Bola

Masa depan Son Heung-min di Tottenham masih belum jelas di tengah minat Arab Saudi

Kapten Tottenham Hotspur Son Heung-min menghadapi masa depan yang tidak menentu di klub, dengan minat signifikan muncul dari Arab Saudi.

Bintang Korea Selatan ini hanya memiliki sisa 12 bulan dalam kontraknya saat ini, yang menjadikannya target utama bagi klub yang ingin memanfaatkan ketidakpastian seputar situasinya.

Akan tetapi, potensi keluarnya mereka diperkirakan akan ditunda hingga setelah Spurs menyelesaikan tur musim panas mereka di Asia.

Klub London Utara itu dijadwalkan menghadapi Arsenal di Hong Kong pada 31 Juli, diikuti dengan pertandingan melawan Newcastle di Seoul pada 3 Agustus. Mengingat popularitas Son yang luar biasa di Korea Selatan, kehadirannya menjadi pusat keberhasilan komersial tur tersebut.

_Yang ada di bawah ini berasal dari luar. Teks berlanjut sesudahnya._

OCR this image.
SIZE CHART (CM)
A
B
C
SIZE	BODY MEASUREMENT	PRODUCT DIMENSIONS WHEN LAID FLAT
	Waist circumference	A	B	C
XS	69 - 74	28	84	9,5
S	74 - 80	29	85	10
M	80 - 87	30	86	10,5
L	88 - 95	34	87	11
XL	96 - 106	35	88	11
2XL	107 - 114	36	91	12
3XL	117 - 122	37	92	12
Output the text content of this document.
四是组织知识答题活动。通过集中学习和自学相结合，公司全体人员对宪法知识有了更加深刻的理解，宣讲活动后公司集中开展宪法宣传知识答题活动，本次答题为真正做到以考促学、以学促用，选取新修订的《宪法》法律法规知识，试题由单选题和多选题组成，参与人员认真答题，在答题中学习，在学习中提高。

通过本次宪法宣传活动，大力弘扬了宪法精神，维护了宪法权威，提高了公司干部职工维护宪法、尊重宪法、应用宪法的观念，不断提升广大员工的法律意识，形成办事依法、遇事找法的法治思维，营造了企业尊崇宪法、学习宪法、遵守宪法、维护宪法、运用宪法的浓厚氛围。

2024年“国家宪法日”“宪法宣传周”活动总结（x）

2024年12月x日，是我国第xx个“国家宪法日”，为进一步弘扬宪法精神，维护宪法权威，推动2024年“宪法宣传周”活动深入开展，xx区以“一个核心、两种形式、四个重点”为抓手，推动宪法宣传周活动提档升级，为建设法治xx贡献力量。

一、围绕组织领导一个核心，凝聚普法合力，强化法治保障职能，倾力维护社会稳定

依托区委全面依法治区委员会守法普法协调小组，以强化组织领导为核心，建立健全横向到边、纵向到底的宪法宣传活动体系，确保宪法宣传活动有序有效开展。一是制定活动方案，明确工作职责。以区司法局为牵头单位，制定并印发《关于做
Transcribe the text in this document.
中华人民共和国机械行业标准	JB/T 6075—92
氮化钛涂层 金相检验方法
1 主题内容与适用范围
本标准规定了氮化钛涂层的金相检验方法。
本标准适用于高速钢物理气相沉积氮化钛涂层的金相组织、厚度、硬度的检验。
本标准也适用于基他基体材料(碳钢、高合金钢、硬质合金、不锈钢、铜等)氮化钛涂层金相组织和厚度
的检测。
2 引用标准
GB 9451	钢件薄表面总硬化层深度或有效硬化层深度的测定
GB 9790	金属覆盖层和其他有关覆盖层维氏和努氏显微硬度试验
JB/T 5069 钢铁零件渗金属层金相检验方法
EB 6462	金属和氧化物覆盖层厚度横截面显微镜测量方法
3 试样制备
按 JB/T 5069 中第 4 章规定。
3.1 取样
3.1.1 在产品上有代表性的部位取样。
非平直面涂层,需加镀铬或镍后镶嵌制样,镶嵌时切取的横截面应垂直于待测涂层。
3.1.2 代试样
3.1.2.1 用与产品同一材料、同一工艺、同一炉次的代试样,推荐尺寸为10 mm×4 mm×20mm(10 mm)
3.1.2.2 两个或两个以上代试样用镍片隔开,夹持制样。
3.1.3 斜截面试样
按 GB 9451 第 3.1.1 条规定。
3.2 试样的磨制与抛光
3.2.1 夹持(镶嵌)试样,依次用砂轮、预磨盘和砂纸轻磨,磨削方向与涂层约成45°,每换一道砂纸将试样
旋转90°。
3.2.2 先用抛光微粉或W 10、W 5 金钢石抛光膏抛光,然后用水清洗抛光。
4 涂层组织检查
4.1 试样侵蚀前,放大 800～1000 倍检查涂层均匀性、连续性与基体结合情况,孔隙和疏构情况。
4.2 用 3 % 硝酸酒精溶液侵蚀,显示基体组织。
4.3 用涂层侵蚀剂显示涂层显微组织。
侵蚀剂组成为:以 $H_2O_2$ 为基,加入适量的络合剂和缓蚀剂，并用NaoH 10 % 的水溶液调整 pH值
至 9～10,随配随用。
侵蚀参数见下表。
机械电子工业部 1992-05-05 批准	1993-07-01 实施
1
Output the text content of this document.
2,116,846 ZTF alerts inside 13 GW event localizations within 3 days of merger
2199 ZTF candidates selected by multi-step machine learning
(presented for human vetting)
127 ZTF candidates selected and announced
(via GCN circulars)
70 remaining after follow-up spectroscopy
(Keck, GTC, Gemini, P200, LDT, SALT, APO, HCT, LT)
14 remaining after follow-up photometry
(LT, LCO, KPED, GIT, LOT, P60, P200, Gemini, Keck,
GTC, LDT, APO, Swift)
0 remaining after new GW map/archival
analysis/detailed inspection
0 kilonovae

Sumber dekat dengan klub tersebut menyatakan bahwa kepergian lebih awal akan berisiko membuat marah penyelenggara dan penggemar lokal, sehingga kecil kemungkinan Spurs akan menyetujui kepindahan sebelum perjalanan.

Keterlibatan Son dalam kegiatan promosi dan pertandingan selama tur dilaporkan sudah direncanakan dan disetujui.

Akibatnya, Tottenham hanya akan mempertimbangkan penjualan jika ada tawaran yang jauh melebihi nilai pasarnya — sesuatu yang belum terjadi. Sejauh ini, klub belum menerima tawaran resmi untuk kapten mereka.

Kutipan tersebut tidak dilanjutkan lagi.